Creating a distribution package

Distribution Packages are archives that can be uploaded to a package index such as pypi.org and installed with pip.

Structure

A minimal distribution package can look like this, for example:

dataprep
├── pyproject.toml
└── src
    └── dataprep
        ├── __init__.py
        └── loaders.py

pyproject.toml

PEP 517 and PEP 518 brought extensible build backends, isolated builds and pyproject.toml in TOML format.

Among other things, pyproject.toml tells pip and build which backend tool to use to build distribution packages for your project. You can choose from a number of backends, though this tutorial uses hatchling by default.

A minimal yet functional dataprep/pyproject.toml file will then look like this, for example:

1[build-system]
2requires = ["hatchling"]
3build-backend = "hatchling.build"
build-system

defines a section describing the build system

requires

defines a list of dependencies that must be installed for the build system to work, in our case hatchling.

Note

Dependency version numbers should usually be written in the requirements.txt file, not here.

build-backend

identifies the entry point for the build-backend object as a dotted path. The hatchling backend object is available under hatchling.build.

Note

However, for Python packages that contain binary extensions with Cython, C, C++, Fortran or Rust, the hatchling backend is not suitable. One of the following backends should be used here:

But thatr’s not all – there are other backends:

Note

With validate-pyproject you can check your pyproject.toml file.

See also

If you want to look at alternatives to hatchling:

Metadata

In pyproject.toml you can also specify metadata for your package, such as:

 5[project]
 6name = "dataprep"
 7version = "0.1.0"
 8authors = [
 9  { name="Veit Schiele", email="veit@cusy.io" },
10]
11description = "A small dataprep package"
12readme = "README.rst"
13requires-python = ">=3.7"
14classifiers = [
15    "Programming Language :: Python :: 3",
16    "License :: OSI Approved :: BSD License",
17    "Operating System :: OS Independent",
18]
19dependencies = [
20    "pandas",
21]
22
23[project.urls]
24"Homepage" = "https://github.com/veit/dataprep"
25"Bug Tracker" = "https://github.com/veit/dataprep/issues"
name

is the distribution name of your package.
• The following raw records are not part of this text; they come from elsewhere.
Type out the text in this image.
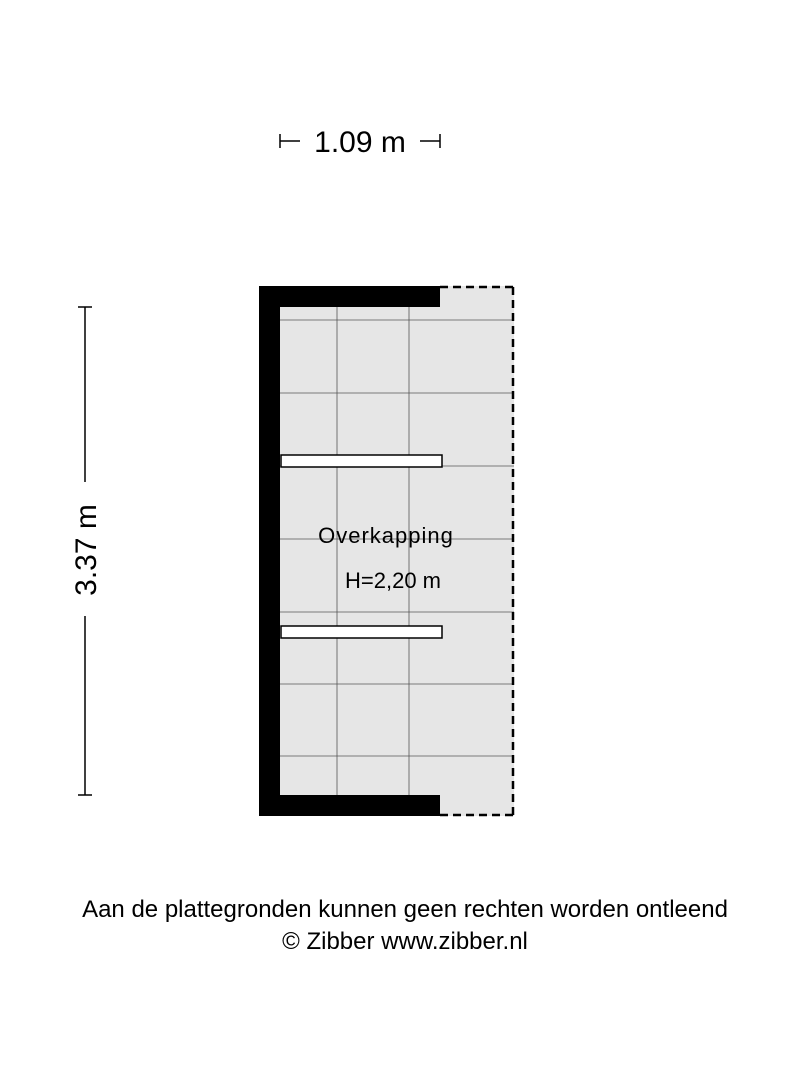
1.09 m
3.37 m	Overkapping
H=2,20 m
Aan de plattegronden kunnen geen rechten worden ontleend
© Zibber www.zibber.nl
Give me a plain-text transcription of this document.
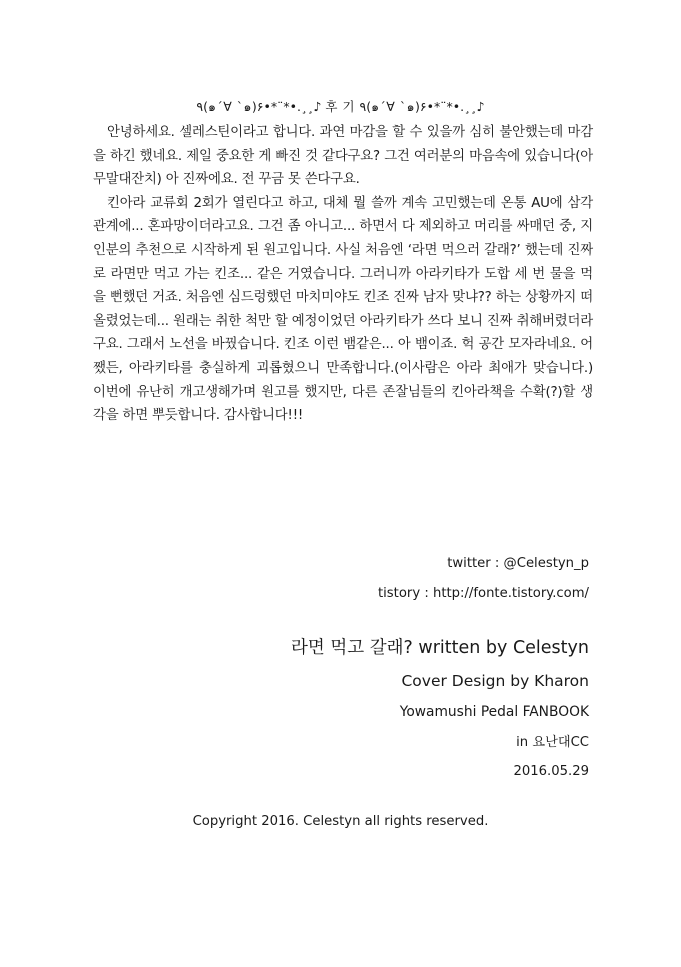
٩(๑´∀ `๑)۶•*¨*•.¸¸♪ 후 기 ٩(๑´∀ `๑)۶•*¨*•.¸¸♪

안녕하세요. 셀레스틴이라고 합니다. 과연 마감을 할 수 있을까 심히 불안했는데 마감을 하긴 했네요. 제일 중요한 게 빠진 것 같다구요? 그건 여러분의 마음속에 있습니다(아무말대잔치) 아 진짜에요. 전 꾸금 못 쓴다구요.

킨아라 교류회 2회가 열린다고 하고, 대체 뭘 쓸까 계속 고민했는데 온통 AU에 삼각관계에... 혼파망이더라고요. 그건 좀 아니고... 하면서 다 제외하고 머리를 싸매던 중, 지인분의 추천으로 시작하게 된 원고입니다. 사실 처음엔 ‘라면 먹으러 갈래?’ 했는데 진짜로 라면만 먹고 가는 킨조... 같은 거였습니다. 그러니까 아라키타가 도합 세 번 물을 먹을 뻔했던 거죠. 처음엔 심드렁했던 마치미야도 킨조 진짜 남자 맞냐?? 하는 상황까지 떠올렸었는데... 원래는 취한 척만 할 예정이었던 아라키타가 쓰다 보니 진짜 취해버렸더라구요. 그래서 노선을 바꿨습니다. 킨조 이런 뱀같은... 아 뱀이죠. 헉 공간 모자라네요. 어쨌든, 아라키타를 충실하게 괴롭혔으니 만족합니다.(이사람은 아라 최애가 맞습니다.) 이번에 유난히 개고생해가며 원고를 했지만, 다른 존잘님들의 킨아라책을 수확(?)할 생각을 하면 뿌듯합니다. 감사합니다!!!

twitter : @Celestyn_p
tistory : http://fonte.tistory.com/
라면 먹고 갈래? written by Celestyn
Cover Design by Kharon
Yowamushi Pedal FANBOOK
in 요난대CC
2016.05.29
Copyright 2016. Celestyn all rights reserved.
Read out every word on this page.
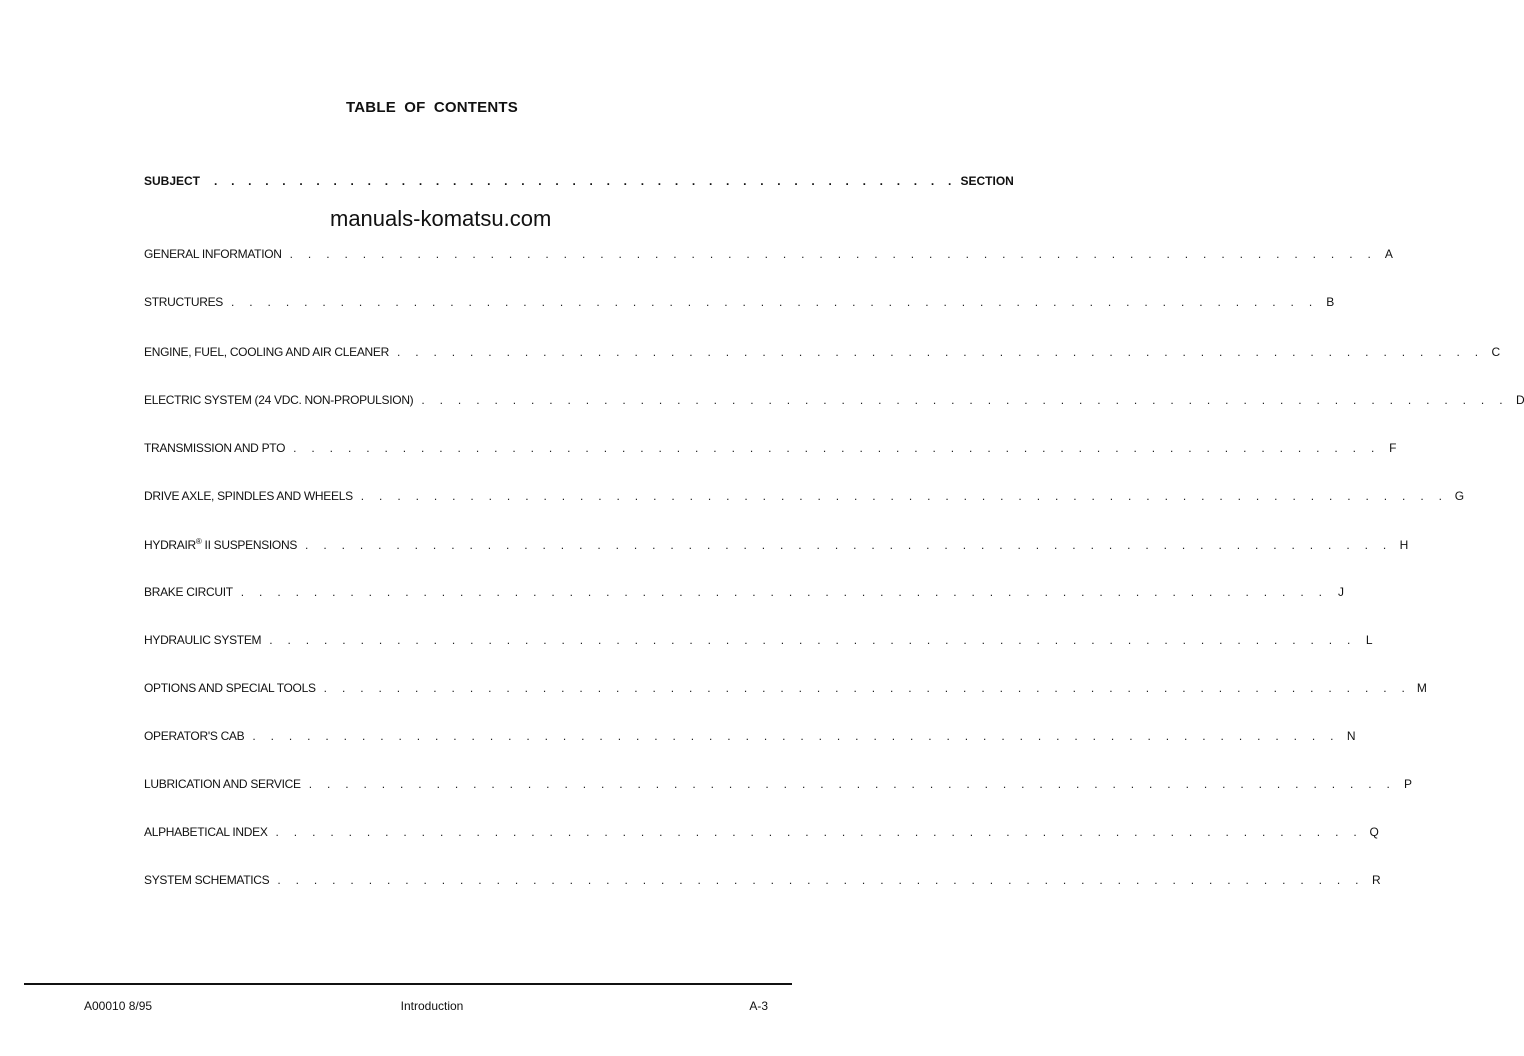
TABLE OF CONTENTS
SUBJECT . . . . . . . . . . . . . . . . . . . . . . . . . . . . . . . . . . . . . . . . . . . . SECTION
manuals-komatsu.com
GENERAL INFORMATION . . . . . . . . . . . . . . . . . . . . . . . . . . . . . . . . . . . . . . . . . . . . . . . . . . . . . . . . . . . . A
STRUCTURES . . . . . . . . . . . . . . . . . . . . . . . . . . . . . . . . . . . . . . . . . . . . . . . . . . . . . . . . . . . . B
ENGINE, FUEL, COOLING AND AIR CLEANER . . . . . . . . . . . . . . . . . . . . . . . . . . . . . . . . . . . . . . . . . . . . . . . . . . . . . . . . . . . . C
ELECTRIC SYSTEM (24 VDC. NON-PROPULSION) . . . . . . . . . . . . . . . . . . . . . . . . . . . . . . . . . . . . . . . . . . . . . . . . . . . . . . . . . . . . D
TRANSMISSION AND PTO . . . . . . . . . . . . . . . . . . . . . . . . . . . . . . . . . . . . . . . . . . . . . . . . . . . . . . . . . . . . F
DRIVE AXLE, SPINDLES AND WHEELS . . . . . . . . . . . . . . . . . . . . . . . . . . . . . . . . . . . . . . . . . . . . . . . . . . . . . . . . . . . . G
HYDRAIR® II SUSPENSIONS . . . . . . . . . . . . . . . . . . . . . . . . . . . . . . . . . . . . . . . . . . . . . . . . . . . . . . . . . . . . H
BRAKE CIRCUIT . . . . . . . . . . . . . . . . . . . . . . . . . . . . . . . . . . . . . . . . . . . . . . . . . . . . . . . . . . . . J
HYDRAULIC SYSTEM . . . . . . . . . . . . . . . . . . . . . . . . . . . . . . . . . . . . . . . . . . . . . . . . . . . . . . . . . . . . L
OPTIONS AND SPECIAL TOOLS . . . . . . . . . . . . . . . . . . . . . . . . . . . . . . . . . . . . . . . . . . . . . . . . . . . . . . . . . . . . M
OPERATOR'S CAB . . . . . . . . . . . . . . . . . . . . . . . . . . . . . . . . . . . . . . . . . . . . . . . . . . . . . . . . . . . . N
LUBRICATION AND SERVICE . . . . . . . . . . . . . . . . . . . . . . . . . . . . . . . . . . . . . . . . . . . . . . . . . . . . . . . . . . . . P
ALPHABETICAL INDEX . . . . . . . . . . . . . . . . . . . . . . . . . . . . . . . . . . . . . . . . . . . . . . . . . . . . . . . . . . . . Q
SYSTEM SCHEMATICS . . . . . . . . . . . . . . . . . . . . . . . . . . . . . . . . . . . . . . . . . . . . . . . . . . . . . . . . . . . . R
A00010 8/95	Introduction	A-3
This can be any name as long as it contains only letters, numbers, ., _ and -. It should also not already be assigned on the Python Package Index (PyPI).

version

is the version of the package.

In our example, the version number has been set statically. However, there is also the possibility to specify the version dynamically, for example by a file:

[project]
...
dynamic = ["version"]
[tool.hatch.version]
path = "src/dataprep/__about__.py"

The default pattern looks for a variable called __version__ or VERSION, which contains the version, optionally preceded by the lower case letter v. The default pattern is based on PEP 440.

If this is not the way you want to store versions, you can define a different regular expression with the pattern option.

However, there are other version scheme plug-ins, such as hatch-semver for semantic Versioning.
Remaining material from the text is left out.